What do you mean by the the starter getting away from me?


----------



## jdavenport (Jul 19, 2012)

Well, if you're buying yogurt from the store each time, or dried culture from Get Culture (where I get mine), then you don't have to worry. If you start your culture from store yogurt or buttermilk, then try to keep it alive in your fridge for weeks or months, the risk of contamination goes up every time you feed and refresh the starter to keep it alive. These cultures need very specific care, and it is hard to achieve in a home fridge. They need clean, filtered air, which they aren't likely to get in your fridge. Has anything gone bad, or spilled in your fridge? Then you have a possible source of contamination in your fridge, and it could be nasty. 99% of the time you would be fine, but there is always a chance that you could get something yucky in your live culture, which when you warm it up and pour it into your fresh milk could make people sick.
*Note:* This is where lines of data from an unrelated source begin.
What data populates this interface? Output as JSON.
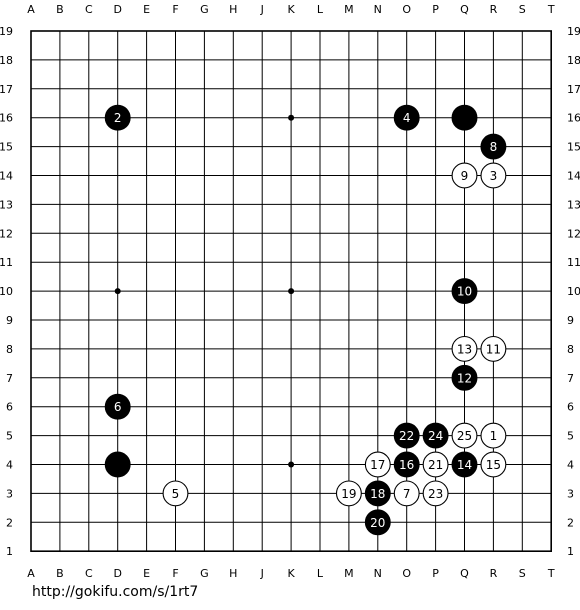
{
  "board": {
    "size": 19,
    "columns": [
      "A",
      "B",
      "C",
      "D",
      "E",
      "F",
      "G",
      "H",
      "J",
      "K",
      "L",
      "M",
      "N",
      "O",
      "P",
      "Q",
      "R",
      "S",
      "T"
    ],
    "rows": [
      "19",
      "18",
      "17",
      "16",
      "15",
      "14",
      "13",
      "12",
      "11",
      "10",
      "9",
      "8",
      "7",
      "6",
      "5",
      "4",
      "3",
      "2",
      "1"
    ],
    "hoshi": [
      "D16",
      "K16",
      "Q16",
      "D10",
      "K10",
      "Q10",
      "D4",
      "K4",
      "Q4"
    ],
    "stones": [
      {
        "pos": "Q16",
        "color": "black",
        "label": ""
      },
      {
        "pos": "D4",
        "color": "black",
        "label": ""
      },
      {
        "pos": "R5",
        "color": "white",
        "label": "1"
      },
      {
        "pos": "D16",
        "color": "black",
        "label": "2"
      },
      {
        "pos": "R14",
        "color": "white",
        "label": "3"
      },
      {
        "pos": "O16",
        "color": "black",
        "label": "4"
      },
      {
        "pos": "F3",
        "color": "white",
        "label": "5"
      },
      {
        "pos": "D6",
        "color": "black",
        "label": "6"
      },
      {
        "pos": "O3",
        "color": "white",
        "label": "7"
      },
      {
        "pos": "R15",
        "color": "black",
        "label": "8"
      },
      {
        "pos": "Q14",
        "color": "white",
        "label": "9"
      },
      {
        "pos": "Q10",
        "color": "black",
        "label": "10"
      },
      {
        "pos": "R8",
        "color": "white",
        "label": "11"
      },
      {
        "pos": "Q7",
        "color": "black",
        "label": "12"
      },
      {
        "pos": "Q8",
        "color": "white",
        "label": "13"
      },
      {
        "pos": "Q4",
        "color": "black",
        "label": "14"
      },
      {
        "pos": "R4",
        "color": "white",
        "label": "15"
      },
      {
        "pos": "O4",
        "color": "black",
        "label": "16"
      },
      {
        "pos": "N4",
        "color": "white",
        "label": "17"
      },
      {
        "pos": "N3",
        "color": "black",
        "label": "18"
      },
      {
        "pos": "M3",
        "color": "white",
        "label": "19"
      },
      {
        "pos": "N2",
        "color": "black",
        "label": "20"
      },
      {
        "pos": "P4",
        "color": "white",
        "label": "21"
      },
      {
        "pos": "O5",
        "color": "black",
        "label": "22"
      },
      {
        "pos": "P3",
        "color": "white",
        "label": "23"
      },
      {
        "pos": "P5",
        "color": "black",
        "label": "24"
      },
      {
        "pos": "Q5",
        "color": "white",
        "label": "25"
      }
    ]
  },
  "footer": {
    "url": "http://gokifu.com/s/1rt7"
  }
}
I make yogurt and cheeses for other people, and I have to be super vigilant. I buy fresh dried cultures every few months, when I run out. If you become a member of cheeseforum.org there are directions on there for making and maintaining your own cultures. It is possible, but tedious. For home use, it's best to stick to commercial cultures/starter. I have the book http://www.amazon.com/Mastering-Artisan-Cheesemaking-Home-Scale-Producers/dp/1603583327 which goes into detail about how to keep everything clean and I have this one http://www.amazon.com/The-Art-Natur...CwHM4+L&dpSrc=sims&preST=_AC_UL160_SR128,160_ on order. I'll post here once I have a chance to make a few of the cheeses.


----------